Oxford Maladies

As if having our own creole, calendar and Christmas were not enough, Oxford has also begun to harbour its very own unique set of maladies.

Sirrhosis: Inability to conceive of oneself as having a future career which will not end with a knighthood or some other high honour. In extreme cases, the sufferer may believe it is written that they will one day become prime minister.
Risk factors: PPE students; Those who seek out banking internships (may be becoming rarer now).
Imprecisionitis: Inability of a humanities student to give a precise and definite answer to a question, preferring a more discursive and allusive response. “How many tickets have we sold?: “A few, but then what is a ticket really?”
Risk factors: English students; Dyscalculics
Benchicide (ideation): The overwhelming desire for a scientist to murder their infuriating bench partner, preferably with whatever piece of apparatus comes to hand. Carrying out benchicide itself is a crime punishable by law.
Risk factors: All those with labs
Vacture: A debilitating failure to apply oneself to useful activity over a vacation. Comorbid with normal procrastination, but somehow heightened to heroic proportions via enormous sessions of box set watching, extensive Facebook stalking and blanket self-loathing.
Discoursclerosis: Another humanities ailment characterised by the complete failure of a student to adequately communicate the beauty and clarity of a particular thought to a tutor during a tutorial, instead presenting the idea as an incoherent heap of tangled nonsense.
Risk factors: Philosophy students
Donitis: (rare) Total dedication to subject at expense of all other areas of life.

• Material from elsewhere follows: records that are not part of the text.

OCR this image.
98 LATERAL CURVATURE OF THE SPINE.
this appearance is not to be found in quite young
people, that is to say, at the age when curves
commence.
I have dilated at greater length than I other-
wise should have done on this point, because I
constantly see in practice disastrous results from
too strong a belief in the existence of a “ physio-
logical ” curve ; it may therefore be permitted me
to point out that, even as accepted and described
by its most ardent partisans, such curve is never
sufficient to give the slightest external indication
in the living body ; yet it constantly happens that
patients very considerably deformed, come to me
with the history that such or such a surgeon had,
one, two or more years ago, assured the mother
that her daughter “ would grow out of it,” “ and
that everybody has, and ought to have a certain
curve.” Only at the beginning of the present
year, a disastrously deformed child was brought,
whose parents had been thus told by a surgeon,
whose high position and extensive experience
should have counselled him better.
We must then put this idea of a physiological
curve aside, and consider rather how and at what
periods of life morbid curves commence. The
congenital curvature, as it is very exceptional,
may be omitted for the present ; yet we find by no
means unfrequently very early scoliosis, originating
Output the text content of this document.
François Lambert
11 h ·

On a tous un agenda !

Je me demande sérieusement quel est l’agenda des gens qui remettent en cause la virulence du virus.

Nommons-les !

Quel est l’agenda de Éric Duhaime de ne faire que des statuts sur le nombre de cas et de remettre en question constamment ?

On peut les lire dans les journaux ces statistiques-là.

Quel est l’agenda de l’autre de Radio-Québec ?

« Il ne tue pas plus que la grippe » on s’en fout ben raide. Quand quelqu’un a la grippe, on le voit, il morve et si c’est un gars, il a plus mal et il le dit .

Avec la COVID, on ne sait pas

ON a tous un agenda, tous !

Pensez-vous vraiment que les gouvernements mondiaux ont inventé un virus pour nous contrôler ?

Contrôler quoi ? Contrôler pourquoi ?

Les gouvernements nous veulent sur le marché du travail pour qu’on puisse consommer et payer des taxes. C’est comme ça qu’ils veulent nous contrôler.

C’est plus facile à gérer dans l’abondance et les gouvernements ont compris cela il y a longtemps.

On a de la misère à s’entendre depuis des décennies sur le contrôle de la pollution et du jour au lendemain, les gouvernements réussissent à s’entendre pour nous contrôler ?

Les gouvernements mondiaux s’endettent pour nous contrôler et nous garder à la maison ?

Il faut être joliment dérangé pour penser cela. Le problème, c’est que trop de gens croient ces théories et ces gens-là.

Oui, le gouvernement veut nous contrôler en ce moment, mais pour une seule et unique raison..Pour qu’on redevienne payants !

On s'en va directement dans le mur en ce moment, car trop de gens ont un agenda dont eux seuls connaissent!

Risk factors: Personal Statement writers; Some scholars
OPD (Oxbridge personality disorder): Inability to consider anyone who has not passed through Oxford or Cambridge as a serious human being with valid opinions and skills of their own. At Varsity matches this may transmute into its most extreme form: Oxford Personality Disorder.
Risk factors: Snobs, Those from families in which everyone has been Oxbridge educated since King Arthur’s knights started sending their children here in view of a rising bourgeoisie in a changing economy.
Smugture: Unwarranted smugness owing to one’s mastery of a small area of human endeavour at a university level. 
Risk factors: Sports people; Less socially adept scientists
Smuture: The inexplicable tendency of your otherwise highly intelligent and cultured friend to make jokes of childish lewdness at various intervals and derive an absurd amount of amusement therefrom.
Scoopomania: Inability of a student journalist to appreciate that very few people are as excited about their revelation of petty corruption in the lowest ranks of a student society sub-committee as they are, even if they have bothered to read the relevant piece.
Risk factors: Virtually all student journalists
Extracts from: “Oxford Maladies: A compendium” available in all good medical libraries.